Nikhil the Ant

Let us analyze this two-state Markov chain. Our main goal is to find a closed formula for the probability that Nikhil is at vertex A after n minutes.

Let $p_n=\frac{1}{4}+d_n$ be the probability that Nikhil finds itself at vertex A after n minutes, where $\frac{1}{4}$ is the equilibrium state and $d_n$ is the deviation from the equilibrium. The probability that Nikhil isn't at A after n minutes is $q_n=\frac{3}{4}-d_n$ so that $p_{n+1}=\frac{q_n}{3}=\frac{1}{4}-\frac{d_n}{3}$ . (The probability is 1/3 that the ant travels from a point other than A to A.) Note that $d_{n+1}=-\frac{d_n}{3}$ . Starting from $p_1=0=\frac{1}{4}-\frac{1}{4}$ , we find that $d_n=\frac{(-1)^n}{4*3^{n-1}}$ and $p_n=\frac{1}{4}+d_n=\frac{1}{4}\left(1+\frac{(-1)^n}{3^{n-1}}\right)$ In particular, we have $p_7=\boxed{\frac{182}{729}}$ .

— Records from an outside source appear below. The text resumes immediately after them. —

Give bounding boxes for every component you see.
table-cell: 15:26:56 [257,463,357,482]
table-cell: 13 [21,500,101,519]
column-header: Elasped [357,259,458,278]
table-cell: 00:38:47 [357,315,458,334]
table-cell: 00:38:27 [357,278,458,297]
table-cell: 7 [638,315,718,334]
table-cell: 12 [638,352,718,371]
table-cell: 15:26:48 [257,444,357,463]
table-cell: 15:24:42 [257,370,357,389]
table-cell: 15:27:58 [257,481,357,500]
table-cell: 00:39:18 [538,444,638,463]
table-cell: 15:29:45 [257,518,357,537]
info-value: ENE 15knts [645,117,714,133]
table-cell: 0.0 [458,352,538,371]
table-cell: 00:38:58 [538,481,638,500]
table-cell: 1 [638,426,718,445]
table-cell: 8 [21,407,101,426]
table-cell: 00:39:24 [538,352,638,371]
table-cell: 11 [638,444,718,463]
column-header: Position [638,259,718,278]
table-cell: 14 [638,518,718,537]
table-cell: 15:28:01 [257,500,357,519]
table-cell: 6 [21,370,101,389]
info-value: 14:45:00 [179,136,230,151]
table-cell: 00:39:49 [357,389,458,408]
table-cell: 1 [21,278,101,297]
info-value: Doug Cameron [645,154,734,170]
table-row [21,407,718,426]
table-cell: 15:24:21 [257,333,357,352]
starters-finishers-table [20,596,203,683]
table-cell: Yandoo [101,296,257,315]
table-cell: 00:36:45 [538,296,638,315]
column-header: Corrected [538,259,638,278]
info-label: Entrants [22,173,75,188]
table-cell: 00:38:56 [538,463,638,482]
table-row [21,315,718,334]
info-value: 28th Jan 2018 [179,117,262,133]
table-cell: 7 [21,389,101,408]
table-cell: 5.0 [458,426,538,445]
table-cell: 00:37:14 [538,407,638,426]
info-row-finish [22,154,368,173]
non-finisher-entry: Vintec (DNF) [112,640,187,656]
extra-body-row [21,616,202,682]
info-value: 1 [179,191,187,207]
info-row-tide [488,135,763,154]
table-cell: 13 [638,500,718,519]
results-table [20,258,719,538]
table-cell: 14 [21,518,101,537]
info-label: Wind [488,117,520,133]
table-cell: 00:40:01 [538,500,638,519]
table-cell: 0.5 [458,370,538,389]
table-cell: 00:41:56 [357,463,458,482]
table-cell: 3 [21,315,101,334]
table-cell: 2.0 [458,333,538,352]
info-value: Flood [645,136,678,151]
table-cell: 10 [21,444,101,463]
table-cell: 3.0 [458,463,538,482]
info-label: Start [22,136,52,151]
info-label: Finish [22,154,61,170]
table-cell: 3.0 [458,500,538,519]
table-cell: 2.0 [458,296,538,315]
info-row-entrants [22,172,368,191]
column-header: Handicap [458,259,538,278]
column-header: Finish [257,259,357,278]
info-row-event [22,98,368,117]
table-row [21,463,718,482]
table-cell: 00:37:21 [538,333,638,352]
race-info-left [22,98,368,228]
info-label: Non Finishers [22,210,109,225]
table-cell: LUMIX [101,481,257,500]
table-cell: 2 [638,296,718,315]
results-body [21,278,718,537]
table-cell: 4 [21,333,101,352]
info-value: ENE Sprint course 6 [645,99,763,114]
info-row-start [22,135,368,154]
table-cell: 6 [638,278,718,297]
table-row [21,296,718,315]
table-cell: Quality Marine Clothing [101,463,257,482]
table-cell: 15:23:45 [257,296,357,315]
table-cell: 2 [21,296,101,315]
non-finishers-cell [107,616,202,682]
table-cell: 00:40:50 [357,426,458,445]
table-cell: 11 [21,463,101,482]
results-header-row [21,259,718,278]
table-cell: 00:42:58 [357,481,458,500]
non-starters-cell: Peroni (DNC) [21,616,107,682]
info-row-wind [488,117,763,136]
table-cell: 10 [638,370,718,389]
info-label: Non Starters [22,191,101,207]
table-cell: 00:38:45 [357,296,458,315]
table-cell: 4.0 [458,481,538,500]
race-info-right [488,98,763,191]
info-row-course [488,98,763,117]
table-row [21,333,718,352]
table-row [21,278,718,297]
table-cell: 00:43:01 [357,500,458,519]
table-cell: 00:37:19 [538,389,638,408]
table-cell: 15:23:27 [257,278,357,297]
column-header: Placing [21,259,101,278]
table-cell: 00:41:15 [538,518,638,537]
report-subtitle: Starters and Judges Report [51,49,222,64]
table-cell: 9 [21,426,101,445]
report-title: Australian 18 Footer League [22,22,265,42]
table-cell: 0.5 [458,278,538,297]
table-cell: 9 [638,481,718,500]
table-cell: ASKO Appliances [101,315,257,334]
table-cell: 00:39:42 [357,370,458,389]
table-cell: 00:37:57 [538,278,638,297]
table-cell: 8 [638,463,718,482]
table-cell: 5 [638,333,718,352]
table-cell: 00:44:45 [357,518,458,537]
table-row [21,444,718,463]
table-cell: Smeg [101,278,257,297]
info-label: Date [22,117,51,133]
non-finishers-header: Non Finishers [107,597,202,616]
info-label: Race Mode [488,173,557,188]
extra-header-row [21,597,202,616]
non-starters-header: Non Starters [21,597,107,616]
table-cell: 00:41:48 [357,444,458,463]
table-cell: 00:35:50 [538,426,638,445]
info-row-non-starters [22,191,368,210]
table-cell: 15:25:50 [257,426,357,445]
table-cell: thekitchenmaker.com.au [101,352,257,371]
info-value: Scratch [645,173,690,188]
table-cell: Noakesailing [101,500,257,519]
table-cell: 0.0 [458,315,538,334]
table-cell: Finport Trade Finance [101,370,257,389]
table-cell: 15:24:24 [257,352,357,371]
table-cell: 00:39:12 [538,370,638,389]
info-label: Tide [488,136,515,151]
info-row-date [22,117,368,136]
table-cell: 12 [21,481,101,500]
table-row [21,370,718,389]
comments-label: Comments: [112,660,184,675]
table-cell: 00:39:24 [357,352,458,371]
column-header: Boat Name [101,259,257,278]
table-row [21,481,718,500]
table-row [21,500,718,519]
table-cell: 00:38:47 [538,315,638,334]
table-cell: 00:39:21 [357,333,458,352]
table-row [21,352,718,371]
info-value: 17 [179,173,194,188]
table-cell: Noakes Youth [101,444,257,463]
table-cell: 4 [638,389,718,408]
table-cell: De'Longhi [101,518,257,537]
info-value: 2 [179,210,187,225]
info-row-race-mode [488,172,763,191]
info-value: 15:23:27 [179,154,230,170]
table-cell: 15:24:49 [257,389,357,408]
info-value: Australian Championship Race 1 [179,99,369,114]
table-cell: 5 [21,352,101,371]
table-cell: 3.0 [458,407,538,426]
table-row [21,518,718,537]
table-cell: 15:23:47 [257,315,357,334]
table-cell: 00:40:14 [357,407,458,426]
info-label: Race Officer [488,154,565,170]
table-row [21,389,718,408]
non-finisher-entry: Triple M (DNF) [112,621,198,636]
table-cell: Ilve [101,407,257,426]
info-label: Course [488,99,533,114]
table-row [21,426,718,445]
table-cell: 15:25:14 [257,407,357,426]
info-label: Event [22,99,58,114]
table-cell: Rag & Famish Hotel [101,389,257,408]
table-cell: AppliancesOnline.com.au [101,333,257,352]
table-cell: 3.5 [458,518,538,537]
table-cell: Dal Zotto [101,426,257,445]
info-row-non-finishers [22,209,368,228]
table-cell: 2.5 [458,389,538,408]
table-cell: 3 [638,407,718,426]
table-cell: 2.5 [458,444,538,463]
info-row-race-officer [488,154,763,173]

$\begin{aligned} A_n & = \text{\# of ways Nikhil will be at vertex A after n minutes.} \\ B_n & = \text{\# of ways Nikhil will be at any other vertex after n minutes.} \\ A_n & = B_{n-1} \\ B_n & = 3A_{n-1} + 2B_{n-1} \\ A_{n+1} & = 2A_{n} + 3A_{n-1}\\ A_1 & = 0 \\ A_2 & = 3 \\ A_3 & = 6 \\ A_4 & = 21 \\ A_5 & = 60 \\ A_6 & = 183 \\ A_7 & = 546 \end{aligned}$

Thus the probability is $\frac{546}{3^7} = \frac{182}{729} \implies m = \boxed{182}.$